Helen asentía, como si no hubiese nada fuera de lo normal en lo que Linnell le estaba contando, pero se le revolvían las entrañas y no podía evitar que el bebé jugase al fútbol con sus riñones. Tenía que ponerse las pilas, hacer las preguntas más incómodas que había estado ensayando la noche anterior. Vio la calidez en el rostro de Linnell al hablar de Paul y se preguntó si realmente podía no haber más que la amistad que tanto parecía venerar. Se le pasó por la cabeza que podía ser gay, que tal vez hubiese estado enamorado de Pal. Bajó la vista y vio que no llevaba alianza.

Tal vez Paul supiese que Linnell se sentía atraído por él y lo utilizase en su propio beneficio de algún modo.

– ¿Quieres comer algo? -preguntó Linnell.

Helen sacudió levemente la cabeza y dijo:

– ¿Hablabais del trabajo alguna vez? -Por la mirada que cruzó su cara, estaba claro que Linnell sabía a qué se refería. A su trabajo, si se podía llamar así, tanto como al de Paul.

– Las primeras veces que nos vimos, supongo, por dar conversación, en realidad, pero después no. Era una especie de norma no escrita. No queríamos que ese tipo de cosas se interpusiesen.

Helen observó que seguía manoseando su cadena. Pensó: «¿Que se interpusiesen en qué?»

– ¿Entonces, nunca te preguntaba por tus socios? ¿Nunca te preguntaba por lo que estabas haciendo?

– Como te decía, se hubiera interpuesto. Hubiera enrarecido las cosas -meneó el hielo medio derretido en su vaso-. ¿Tus amigas suelen hablarte de críos que han sufrido abusos?

La había vuelto a pillar desprevenida. Linnell le estaba dejando claro que sabía mucho de ella y de lo que hacía. Tal vez hubiese investigado; no dudaba que conociese a otros polis que habrían hecho averiguaciones de buena gana y le habrían pasado la información. O quizá simplemente se lo oyese a Paul durante una de sus charlas íntimas. Viendo el cricket, tal vez.

En cualquier caso, hizo que a Helen le apeteciese darse una larga ducha caliente.

– ¿Cuándo fue la última vez que le viste? -preguntó.

Él pensó en ello.

– Hace unas dos semanas. Algo así. De hecho, vino aquí.

– Lo sé -dijo Helen. Sólo para dejar claro que ella también había hecho sus averiguaciones.

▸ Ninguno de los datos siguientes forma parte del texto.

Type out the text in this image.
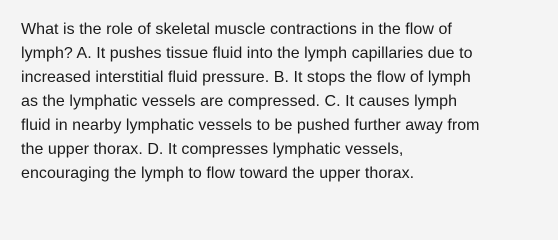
What is the role of skeletal muscle contractions in the flow of
lymph? A. It pushes tissue fluid into the lymph capillaries due to
increased interstitial fluid pressure. B. It stops the flow of lymph
as the lymphatic vessels are compressed. C. It causes lymph
fluid in nearby lymphatic vessels to be pushed further away from
the upper thorax. D. It compresses lymphatic vessels,
encouraging the lymph to flow toward the upper thorax.
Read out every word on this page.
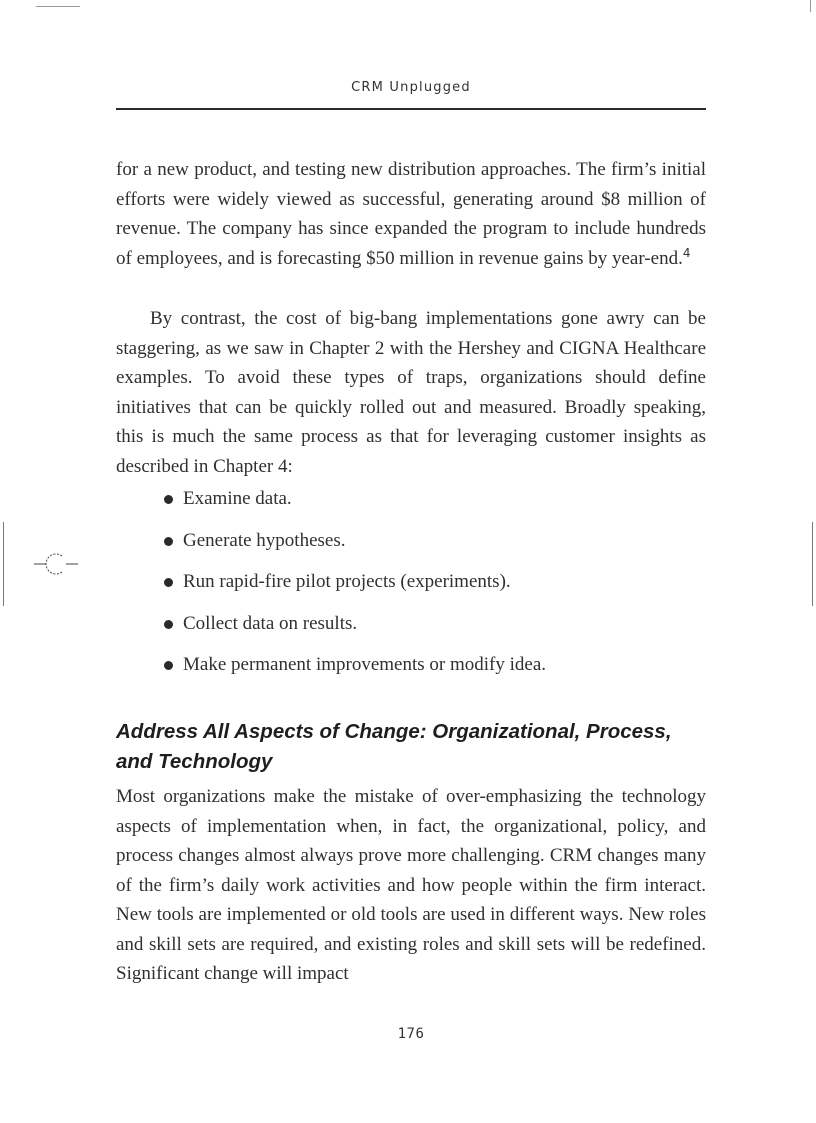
CRM Unplugged

for a new product, and testing new distribution approaches. The firm’s initial efforts were widely viewed as successful, generating around $8 million of revenue. The company has since expanded the program to include hundreds of employees, and is forecasting $50 million in revenue gains by year-end.$^4$

By contrast, the cost of big-bang implementations gone awry can be staggering, as we saw in Chapter 2 with the Hershey and CIGNA Healthcare examples. To avoid these types of traps, organizations should define initiatives that can be quickly rolled out and measured. Broadly speaking, this is much the same process as that for leveraging customer insights as described in Chapter 4:

Examine data.
Generate hypotheses.
Run rapid-fire pilot projects (experiments).
Collect data on results.
Make permanent improvements or modify idea.
Address All Aspects of Change: Organizational, Process, and Technology

Most organizations make the mistake of over-emphasizing the technology aspects of implementation when, in fact, the organizational, policy, and process changes almost always prove more challenging. CRM changes many of the firm’s daily work activities and how people within the firm interact. New tools are implemented or old tools are used in different ways. New roles and skill sets are required, and existing roles and skill sets will be redefined. Significant change will impact

176
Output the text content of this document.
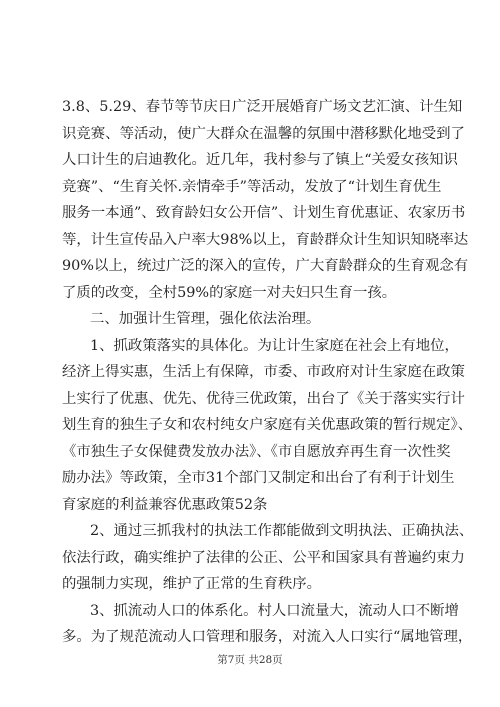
3.8、5.29、春节等节庆日广泛开展婚育广场文艺汇演、计生知
识竞赛、等活动，使广大群众在温馨的氛围中潜移默化地受到了
人口计生的启迪教化。近几年，我村参与了镇上“关爱女孩知识
竞赛”、“生育关怀.亲情牵手”等活动，发放了“计划生育优生
服务一本通”、致育龄妇女公开信”、计划生育优惠证、农家历书
等，计生宣传品入户率大98%以上，育龄群众计生知识知晓率达
90%以上，统过广泛的深入的宣传，广大育龄群众的生育观念有
了质的改变，全村59%的家庭一对夫妇只生育一孩。
二、加强计生管理，强化依法治理。
1、抓政策落实的具体化。为让计生家庭在社会上有地位，
经济上得实惠，生活上有保障，市委、市政府对计生家庭在政策
上实行了优惠、优先、优待三优政策，出台了《关于落实实行计
划生育的独生子女和农村纯女户家庭有关优惠政策的暂行规定》、
《市独生子女保健费发放办法》、《市自愿放弃再生育一次性奖
励办法》等政策，全市31个部门又制定和出台了有利于计划生
育家庭的利益兼容优惠政策52条
2、通过三抓我村的执法工作都能做到文明执法、正确执法、
依法行政，确实维护了法律的公正、公平和国家具有普遍约束力
的强制力实现，维护了正常的生育秩序。
3、抓流动人口的体系化。村人口流量大，流动人口不断增
多。为了规范流动人口管理和服务，对流入人口实行“属地管理，
第7页 共28页
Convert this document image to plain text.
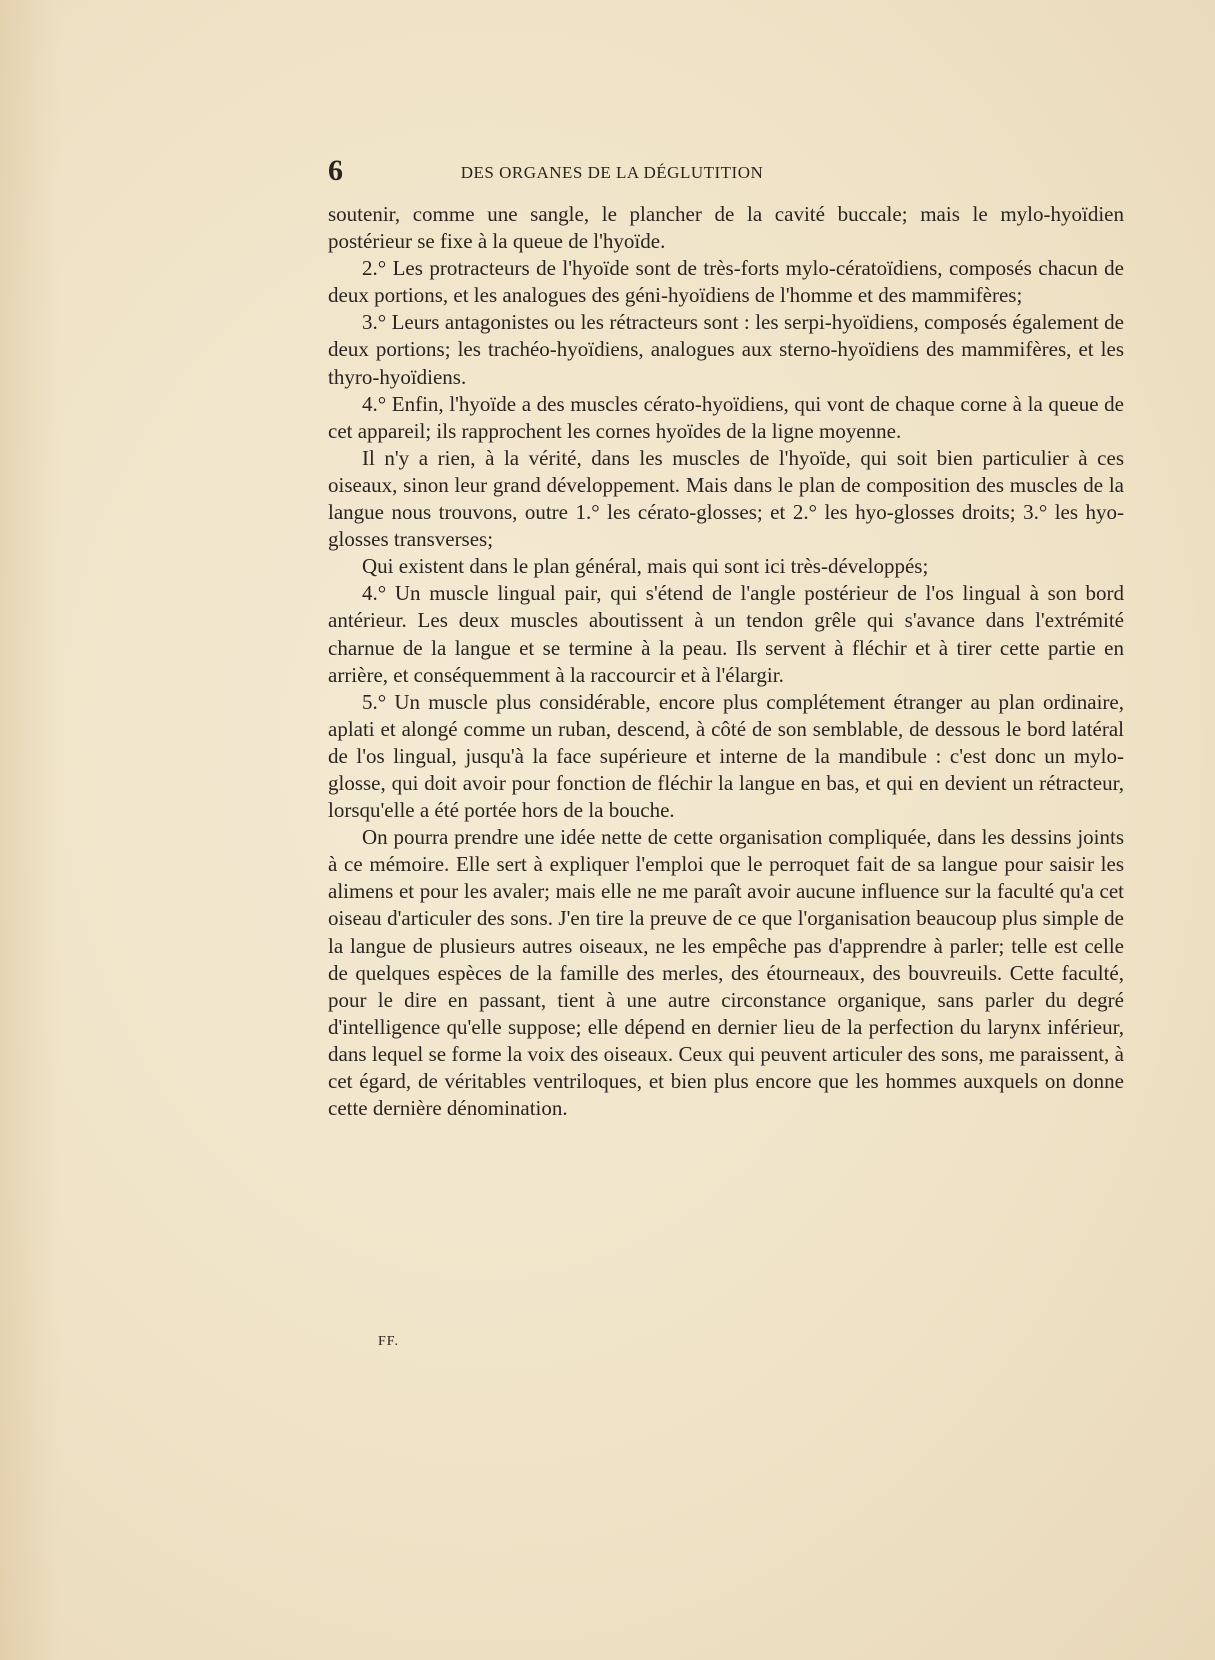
6	DES ORGANES DE LA DÉGLUTITION

soutenir, comme une sangle, le plancher de la cavité buccale; mais le mylo-hyoïdien postérieur se fixe à la queue de l'hyoïde.

2.° Les protracteurs de l'hyoïde sont de très-forts mylo-cératoïdiens, composés chacun de deux portions, et les analogues des géni-hyoïdiens de l'homme et des mammifères;

3.° Leurs antagonistes ou les rétracteurs sont : les serpi-hyoïdiens, composés également de deux portions; les trachéo-hyoïdiens, analogues aux sterno-hyoïdiens des mammifères, et les thyro-hyoïdiens.

4.° Enfin, l'hyoïde a des muscles cérato-hyoïdiens, qui vont de chaque corne à la queue de cet appareil; ils rapprochent les cornes hyoïdes de la ligne moyenne.

Il n'y a rien, à la vérité, dans les muscles de l'hyoïde, qui soit bien particulier à ces oiseaux, sinon leur grand développement. Mais dans le plan de composition des muscles de la langue nous trouvons, outre 1.° les cérato-glosses; et 2.° les hyo-glosses droits; 3.° les hyo-glosses transverses;

Qui existent dans le plan général, mais qui sont ici très-développés;

4.° Un muscle lingual pair, qui s'étend de l'angle postérieur de l'os lingual à son bord antérieur. Les deux muscles aboutissent à un tendon grêle qui s'avance dans l'extrémité charnue de la langue et se termine à la peau. Ils servent à fléchir et à tirer cette partie en arrière, et conséquemment à la raccourcir et à l'élargir.

5.° Un muscle plus considérable, encore plus complétement étranger au plan ordinaire, aplati et alongé comme un ruban, descend, à côté de son semblable, de dessous le bord latéral de l'os lingual, jusqu'à la face supérieure et interne de la mandibule : c'est donc un mylo-glosse, qui doit avoir pour fonction de fléchir la langue en bas, et qui en devient un rétracteur, lorsqu'elle a été portée hors de la bouche.

On pourra prendre une idée nette de cette organisation compliquée, dans les dessins joints à ce mémoire. Elle sert à expliquer l'emploi que le perroquet fait de sa langue pour saisir les alimens et pour les avaler; mais elle ne me paraît avoir aucune influence sur la faculté qu'a cet oiseau d'articuler des sons. J'en tire la preuve de ce que l'organisation beaucoup plus simple de la langue de plusieurs autres oiseaux, ne les empêche pas d'apprendre à parler; telle est celle de quelques espèces de la famille des merles, des étourneaux, des bouvreuils. Cette faculté, pour le dire en passant, tient à une autre circonstance organique, sans parler du degré d'intelligence qu'elle suppose; elle dépend en dernier lieu de la perfection du larynx inférieur, dans lequel se forme la voix des oiseaux. Ceux qui peuvent articuler des sons, me paraissent, à cet égard, de véritables ventriloques, et bien plus encore que les hommes auxquels on donne cette dernière dénomination.

FF.
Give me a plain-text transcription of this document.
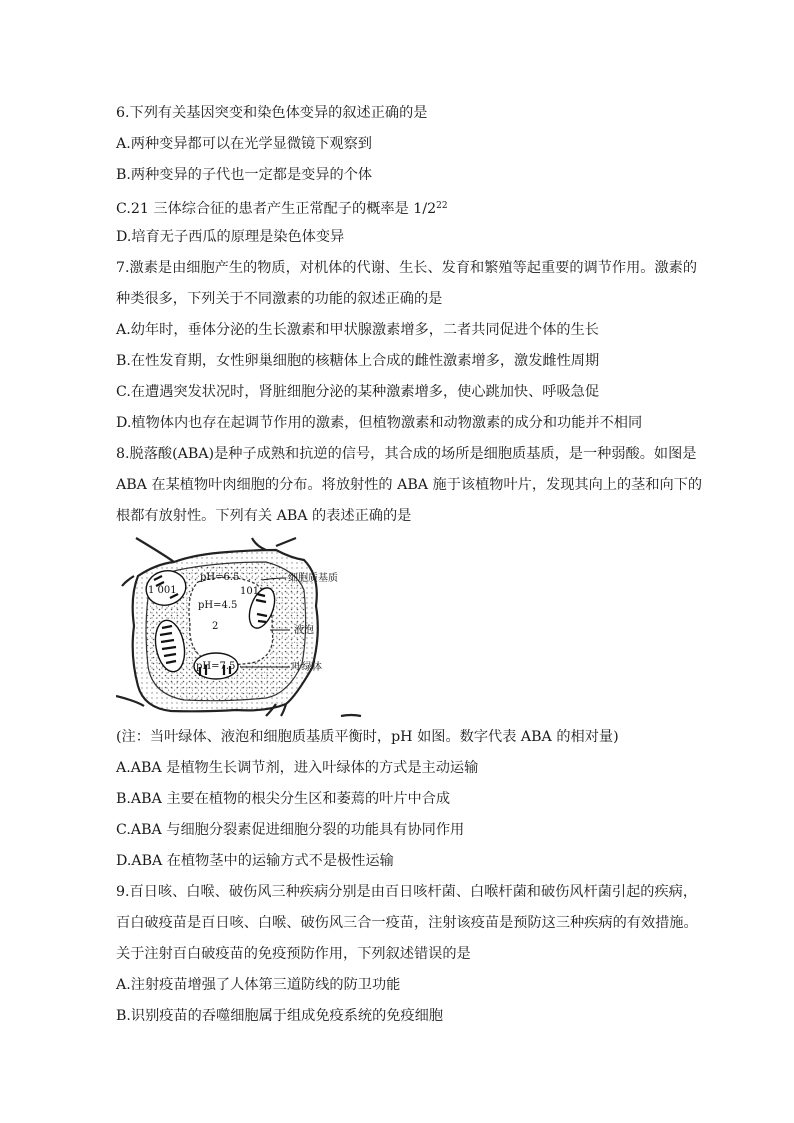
6.下列有关基因突变和染色体变异的叙述正确的是
A.两种变异都可以在光学显微镜下观察到
B.两种变异的子代也一定都是变异的个体
C.21 三体综合征的患者产生正常配子的概率是 $1/2^{22}$
D.培育无子西瓜的原理是染色体变异
7.激素是由细胞产生的物质，对机体的代谢、生长、发育和繁殖等起重要的调节作用。激素的
种类很多，下列关于不同激素的功能的叙述正确的是
A.幼年时，垂体分泌的生长激素和甲状腺激素增多，二者共同促进个体的生长
B.在性发育期，女性卵巢细胞的核糖体上合成的雌性激素增多，激发雌性周期
C.在遭遇突发状况时，肾脏细胞分泌的某种激素增多，使心跳加快、呼吸急促
D.植物体内也存在起调节作用的激素，但植物激素和动物激素的成分和功能并不相同
8.脱落酸(ABA)是种子成熟和抗逆的信号，其合成的场所是细胞质基质，是一种弱酸。如图是
ABA 在某植物叶肉细胞的分布。将放射性的 ABA 施于该植物叶片，发现其向上的茎和向下的
根都有放射性。下列有关 ABA 的表述正确的是
pH=6.5
1 001	101
pH=4.5
2
pH=7.5
细胞质基质
液泡
叶绿体
(注：当叶绿体、液泡和细胞质基质平衡时，pH 如图。数字代表 ABA 的相对量)
A.ABA 是植物生长调节剂，进入叶绿体的方式是主动运输
B.ABA 主要在植物的根尖分生区和萎蔫的叶片中合成
C.ABA 与细胞分裂素促进细胞分裂的功能具有协同作用
D.ABA 在植物茎中的运输方式不是极性运输
9.百日咳、白喉、破伤风三种疾病分别是由百日咳杆菌、白喉杆菌和破伤风杆菌引起的疾病，
百白破疫苗是百日咳、白喉、破伤风三合一疫苗，注射该疫苗是预防这三种疾病的有效措施。
关于注射百白破疫苗的免疫预防作用，下列叙述错误的是
A.注射疫苗增强了人体第三道防线的防卫功能
B.识别疫苗的吞噬细胞属于组成免疫系统的免疫细胞
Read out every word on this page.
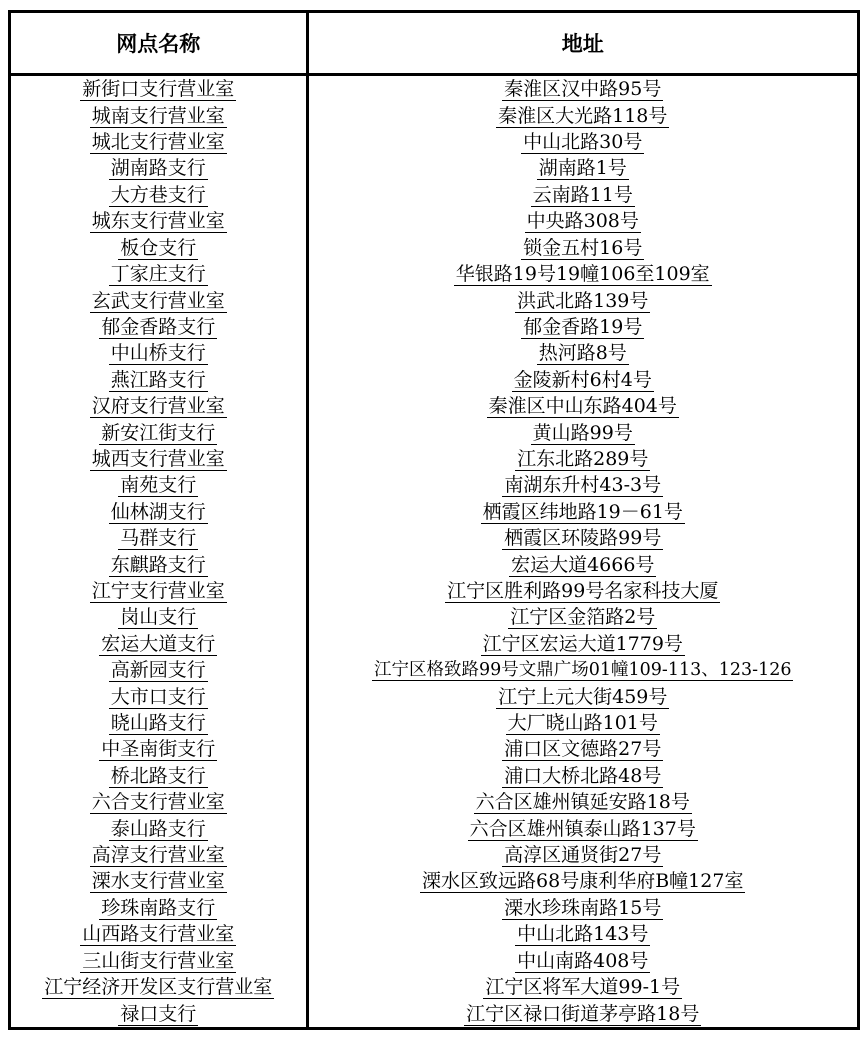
网点名称	地址
新街口支行营业室	秦淮区汉中路95号
城南支行营业室	秦淮区大光路118号
城北支行营业室	中山北路30号
湖南路支行	湖南路1号
大方巷支行	云南路11号
城东支行营业室	中央路308号
板仓支行	锁金五村16号
丁家庄支行	华银路19号19幢106至109室
玄武支行营业室	洪武北路139号
郁金香路支行	郁金香路19号
中山桥支行	热河路8号
燕江路支行	金陵新村6村4号
汉府支行营业室	秦淮区中山东路404号
新安江街支行	黄山路99号
城西支行营业室	江东北路289号
南苑支行	南湖东升村43-3号
仙林湖支行	栖霞区纬地路19－61号
马群支行	栖霞区环陵路99号
东麒路支行	宏运大道4666号
江宁支行营业室	江宁区胜利路99号名家科技大厦
岗山支行	江宁区金箔路2号
宏运大道支行	江宁区宏运大道1779号
高新园支行	江宁区格致路99号文鼎广场01幢109-113、123-126
大市口支行	江宁上元大街459号
晓山路支行	大厂晓山路101号
中圣南街支行	浦口区文德路27号
桥北路支行	浦口大桥北路48号
六合支行营业室	六合区雄州镇延安路18号
泰山路支行	六合区雄州镇泰山路137号
高淳支行营业室	高淳区通贤街27号
溧水支行营业室	溧水区致远路68号康利华府B幢127室
珍珠南路支行	溧水珍珠南路15号
山西路支行营业室	中山北路143号
三山街支行营业室	中山南路408号
江宁经济开发区支行营业室	江宁区将军大道99-1号
禄口支行	江宁区禄口街道茅亭路18号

– Me trajo algo de almorzar -Linnell disfrutó el recuerdo, pero la sonrisa se esfumó de su cara con bastante rapidez-. Me gustaría que nos hubiésemos despedido en mejores términos, si te digo la verdad.

– ¿Qué?

Parecía un poco incómodo, envolviéndose ahora la cadena alrededor de un dedo, pero luego se encogió de hombros, como si acabase de decidir que no tenía nada de malo contárselo. Como si hubiese llegado a la conclusión de que probablemente no fuese a sorprenderle demasiado.